Does anyone know of a good electronic fax service? I need to be able to occasionally _send_ faxes using my PC and internet. I don't have a fax line available (nor do I want to make one available).

Even with all kinds of communication media (email, IM, scanning, etc) some people will only take a fax.


----------



## Semper Fidelis (Jun 2, 2009)

Faxaway's Internet Fax Service.

I recently bought a Brother Multifunction Laser from Costco that is great. It has a scanner as well as a fax machine built into it. It also has the ability to efax.


----------



## Theognome (Jun 2, 2009)

We use myfax.com at work.

Theognome


----------



## LawrenceU (Jun 2, 2009)

Ditto on myfax.com


----------



## Edward (Jun 2, 2009)

fredtgreco said:


> Does anyone know of a good electronic fax service? I need to be able to occasionally _send_ faxes using my PC and internet. I don't have a fax line available (nor do I want to make one available).
> 
> Even with all kinds of communication media (email, IM, scanning, etc) some people will only take a fax.

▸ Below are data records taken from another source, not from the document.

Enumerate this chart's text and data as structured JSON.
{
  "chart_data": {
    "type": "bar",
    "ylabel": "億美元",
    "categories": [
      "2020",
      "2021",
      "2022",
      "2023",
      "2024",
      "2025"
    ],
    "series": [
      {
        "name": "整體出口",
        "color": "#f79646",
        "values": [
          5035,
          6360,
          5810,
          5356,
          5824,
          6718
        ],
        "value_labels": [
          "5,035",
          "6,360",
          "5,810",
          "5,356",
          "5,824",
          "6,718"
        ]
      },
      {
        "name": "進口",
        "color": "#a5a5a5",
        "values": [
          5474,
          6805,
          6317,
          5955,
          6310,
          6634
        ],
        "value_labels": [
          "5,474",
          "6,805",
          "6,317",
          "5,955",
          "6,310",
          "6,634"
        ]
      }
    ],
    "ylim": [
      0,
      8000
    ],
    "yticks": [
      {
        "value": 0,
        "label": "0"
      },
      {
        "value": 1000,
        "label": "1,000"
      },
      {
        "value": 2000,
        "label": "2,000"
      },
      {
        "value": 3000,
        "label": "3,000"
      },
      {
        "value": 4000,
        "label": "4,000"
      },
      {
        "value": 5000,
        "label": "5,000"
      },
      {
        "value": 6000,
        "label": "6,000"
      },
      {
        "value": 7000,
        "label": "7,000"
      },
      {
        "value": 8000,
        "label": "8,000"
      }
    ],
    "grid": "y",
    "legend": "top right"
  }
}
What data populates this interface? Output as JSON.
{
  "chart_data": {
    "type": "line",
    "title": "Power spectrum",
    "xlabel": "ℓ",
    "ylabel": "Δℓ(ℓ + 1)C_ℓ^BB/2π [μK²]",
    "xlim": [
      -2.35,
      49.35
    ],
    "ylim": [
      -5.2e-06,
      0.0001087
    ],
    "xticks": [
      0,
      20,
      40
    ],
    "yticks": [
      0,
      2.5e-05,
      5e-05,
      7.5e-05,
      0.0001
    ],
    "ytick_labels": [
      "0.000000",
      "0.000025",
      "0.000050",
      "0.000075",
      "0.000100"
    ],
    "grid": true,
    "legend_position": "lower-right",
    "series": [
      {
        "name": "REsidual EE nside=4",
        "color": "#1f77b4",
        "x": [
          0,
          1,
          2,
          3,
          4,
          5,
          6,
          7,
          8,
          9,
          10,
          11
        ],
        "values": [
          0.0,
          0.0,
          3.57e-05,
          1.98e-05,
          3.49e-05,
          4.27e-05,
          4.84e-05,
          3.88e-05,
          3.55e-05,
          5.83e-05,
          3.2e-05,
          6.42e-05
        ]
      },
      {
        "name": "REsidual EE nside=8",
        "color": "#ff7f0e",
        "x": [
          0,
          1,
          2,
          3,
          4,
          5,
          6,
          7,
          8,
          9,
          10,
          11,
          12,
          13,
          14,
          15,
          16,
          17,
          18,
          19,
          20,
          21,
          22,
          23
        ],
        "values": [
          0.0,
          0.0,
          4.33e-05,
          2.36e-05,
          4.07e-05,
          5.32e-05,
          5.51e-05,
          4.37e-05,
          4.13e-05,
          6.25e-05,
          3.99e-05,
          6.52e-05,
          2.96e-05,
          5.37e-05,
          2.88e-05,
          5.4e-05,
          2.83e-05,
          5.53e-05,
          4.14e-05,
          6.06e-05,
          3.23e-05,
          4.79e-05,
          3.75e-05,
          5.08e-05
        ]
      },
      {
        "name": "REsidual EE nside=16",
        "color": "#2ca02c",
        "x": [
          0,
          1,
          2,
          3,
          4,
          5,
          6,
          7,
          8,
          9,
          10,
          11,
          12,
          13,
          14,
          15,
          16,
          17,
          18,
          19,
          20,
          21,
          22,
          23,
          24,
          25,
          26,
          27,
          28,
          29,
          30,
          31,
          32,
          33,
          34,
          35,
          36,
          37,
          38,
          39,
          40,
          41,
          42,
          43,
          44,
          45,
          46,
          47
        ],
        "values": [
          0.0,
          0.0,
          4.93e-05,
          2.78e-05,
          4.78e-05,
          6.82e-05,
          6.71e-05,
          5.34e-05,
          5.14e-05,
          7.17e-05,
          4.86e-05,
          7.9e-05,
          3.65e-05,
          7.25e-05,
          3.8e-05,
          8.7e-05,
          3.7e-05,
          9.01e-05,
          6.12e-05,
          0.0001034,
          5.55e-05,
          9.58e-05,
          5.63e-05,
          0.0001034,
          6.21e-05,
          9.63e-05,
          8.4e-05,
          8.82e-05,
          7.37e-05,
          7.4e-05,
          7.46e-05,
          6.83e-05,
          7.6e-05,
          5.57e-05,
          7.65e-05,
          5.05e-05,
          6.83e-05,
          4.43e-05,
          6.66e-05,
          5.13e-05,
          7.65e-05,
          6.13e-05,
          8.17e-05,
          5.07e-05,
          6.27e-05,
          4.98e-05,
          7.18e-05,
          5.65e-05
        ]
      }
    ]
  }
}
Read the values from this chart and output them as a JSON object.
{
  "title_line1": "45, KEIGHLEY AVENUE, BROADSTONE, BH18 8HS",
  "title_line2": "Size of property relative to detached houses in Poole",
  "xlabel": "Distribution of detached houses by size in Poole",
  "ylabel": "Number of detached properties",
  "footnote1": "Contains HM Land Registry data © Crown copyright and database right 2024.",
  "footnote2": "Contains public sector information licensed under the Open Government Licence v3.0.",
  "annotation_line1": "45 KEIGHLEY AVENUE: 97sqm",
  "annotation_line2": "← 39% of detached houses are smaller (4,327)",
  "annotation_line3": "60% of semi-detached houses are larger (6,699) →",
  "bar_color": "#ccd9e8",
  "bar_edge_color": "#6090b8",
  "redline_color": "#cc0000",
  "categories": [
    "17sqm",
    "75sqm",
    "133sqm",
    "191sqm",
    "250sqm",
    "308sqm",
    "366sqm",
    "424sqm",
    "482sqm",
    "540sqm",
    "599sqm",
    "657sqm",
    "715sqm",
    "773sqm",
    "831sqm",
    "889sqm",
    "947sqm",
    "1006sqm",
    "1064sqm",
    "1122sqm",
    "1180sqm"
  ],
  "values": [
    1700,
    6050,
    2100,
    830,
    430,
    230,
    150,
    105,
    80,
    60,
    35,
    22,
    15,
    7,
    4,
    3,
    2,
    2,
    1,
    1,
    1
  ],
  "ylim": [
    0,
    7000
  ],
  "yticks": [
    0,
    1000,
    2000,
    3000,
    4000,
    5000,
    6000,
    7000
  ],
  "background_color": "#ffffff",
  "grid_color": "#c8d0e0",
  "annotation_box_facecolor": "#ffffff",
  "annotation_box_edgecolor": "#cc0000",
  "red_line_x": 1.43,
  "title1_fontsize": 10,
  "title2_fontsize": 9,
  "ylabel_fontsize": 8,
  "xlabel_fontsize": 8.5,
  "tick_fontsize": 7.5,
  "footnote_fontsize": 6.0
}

I've had an efax account for years. I rarely use it, but it is there when I need it. eFax - Internet Fax to Email Services

There are a couple of others out there that I've seen in business environments. I'll see if I can come up with them.

-----Added 6/2/2009 at 08:26:32 EST-----



Edward said:


> fredtgreco said:
> 
> 
> > Does anyone know of a good electronic fax service? I need to be able to occasionally _send_ faxes using my PC and internet. I don't have a fax line available (nor do I want to make one available).
> ...



Here's the other one I've used in an enterprise setting. Goldfax 
"Fax Software for enterprises and small businesses. Affordable and easy Fax Software" 

You can subscribe to different incoming / outgoing packages for both of them as I recall. I use one of the free efax numbers for incoming, and do outgoing on a per-use basis as needed. I've only used Goldfax on an incoming basis - and I wasn't the one paying the bill.


----------